27 Novembre 2013, 22:01pm

Publié par lapetitemaison

Nos mercredis

C'est ma journée off (ma journée folle), celle qui permet quand même de supporter le reste de la semaine. Qui fait que lundi et mardi ont cessé d'étirer lentement, que jeudi et vendredi redeviennent de vraies journées. Que le rythme est un peu plus soutenu au bureau, et que les semaines à jours fériés sont des cauchemars (avec inévitablement du travail à écluser chez soi le week-end, faire rentrer une semaine de 4 jours en 3, c'est intenable). Je supporte d'autant mieux les transports en commun que j'ai un matin où je ne cours pas... Enfin, pas de la même manière.

En théorie, nous avons trois échéances à honorer : le cours de dessin de Petit Châtain (ma fierté maternelle se retient de poster toutes ses œuvres sur les réseaux sociaux, mais il faut lui reconnaître un certain coup de crayon, c'est sa prof qui le dit) à 10 h 30 à Petit-Bois (qui n'a de bucolique que le nom) et le cours d'escrime de Petit Brun à 14 heures, à l'autre bout de la ville (quasiment à Petit-Bois en fait). Et aller chercher Colombine à la crèche aux alentours de 17 heures.

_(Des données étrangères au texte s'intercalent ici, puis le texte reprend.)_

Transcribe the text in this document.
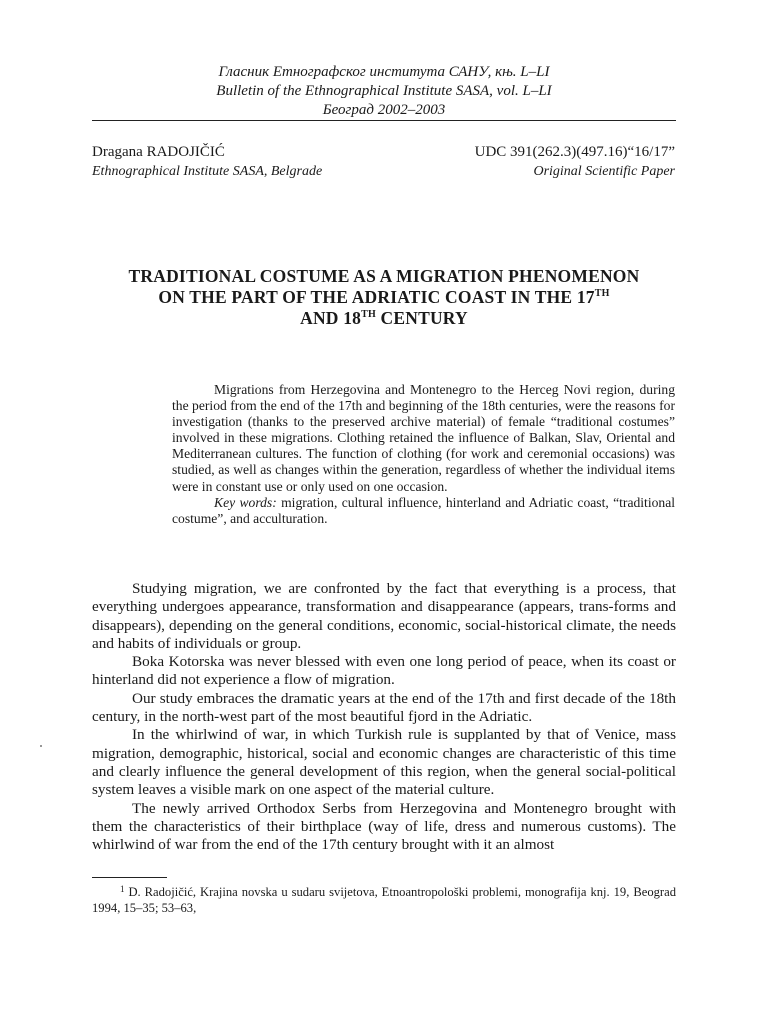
Гласник Етнографског института САНУ, књ. L–LI
Bulletin of the Ethnographical Institute SASA, vol. L–LI
Београд 2002–2003
Dragana RADOJIČIĆ
Ethnographical Institute SASA, Belgrade
UDC 391(262.3)(497.16)“16/17”
Original Scientific Paper
TRADITIONAL COSTUME AS A MIGRATION PHENOMENON
ON THE PART OF THE ADRIATIC COAST IN THE 17TH
AND 18TH CENTURY

Migrations from Herzegovina and Montenegro to the Herceg Novi region, during the period from the end of the 17th and beginning of the 18th centuries, were the reasons for investigation (thanks to the preserved archive material) of female “traditional costumes” involved in these migrations. Clothing retained the influence of Balkan, Slav, Oriental and Mediterranean cultures. The function of clothing (for work and ceremonial occasions) was studied, as well as changes within the generation, regardless of whether the individual items were in constant use or only used on one occasion.

Key words: migration, cultural influence, hinterland and Adriatic coast, “traditional costume”, and acculturation.

Studying migration, we are confronted by the fact that everything is a process, that everything undergoes appearance, transformation and disappearance (appears, trans-forms and disappears), depending on the general conditions, economic, social-historical climate, the needs and habits of individuals or group.

Boka Kotorska was never blessed with even one long period of peace, when its coast or hinterland did not experience a flow of migration.

Our study embraces the dramatic years at the end of the 17th and first decade of the 18th century, in the north-west part of the most beautiful fjord in the Adriatic.

In the whirlwind of war, in which Turkish rule is supplanted by that of Venice, mass migration, demographic, historical, social and economic changes are characteristic of this time and clearly influence the general development of this region, when the general social-political system leaves a visible mark on one aspect of the material culture.

The newly arrived Orthodox Serbs from Herzegovina and Montenegro brought with them the characteristics of their birthplace (way of life, dress and numerous customs). The whirlwind of war from the end of the 17th century brought with it an almost

$^1$ D. Radojičić, Krajina novska u sudaru svijetova, Etnoantropološki problemi, monografija knj. 19, Beograd 1994, 15–35; 53–63,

Généralement, Petit Brun se lève et petit-déjeune avec son père, Petit Châtain, lui, peut continuer à dormir plus longtemps (d'autant plus maintenant qu'ils ont chacun leur chambre). Je dépose Colombine à la crèche (en ce moment, l'occasion d'un long sermon bien culpabilisant sur le fait que cette enfant a le nez qui coule, qu'elle tousse - mmmh, mais on serait pas en novembre, là ? Colombine est enrhumée, étonnant, non ?) Une fois que nous avons tous petit-déjeuné, départ pour Petit-Bois (plus le temps passe, plus on est à la bourre) en minibus (deux fois, on a tenté le bus RATP, mais il ne faut pas le louper, il passe toutes les demi-heures et il reste encore un quart d'heure de marche ensuite. Trop crevant. En plus, il y a un parking gratuit pour les parents le temps du cours des enfants... Trop tentant !) Après avoir déposé Petit Châtain (qui parle depuis deux jours du cours de dessin et de sa prof, Marimélie, mais qui devient muet une fois la porte de la salle franchie), direction le café de Francis.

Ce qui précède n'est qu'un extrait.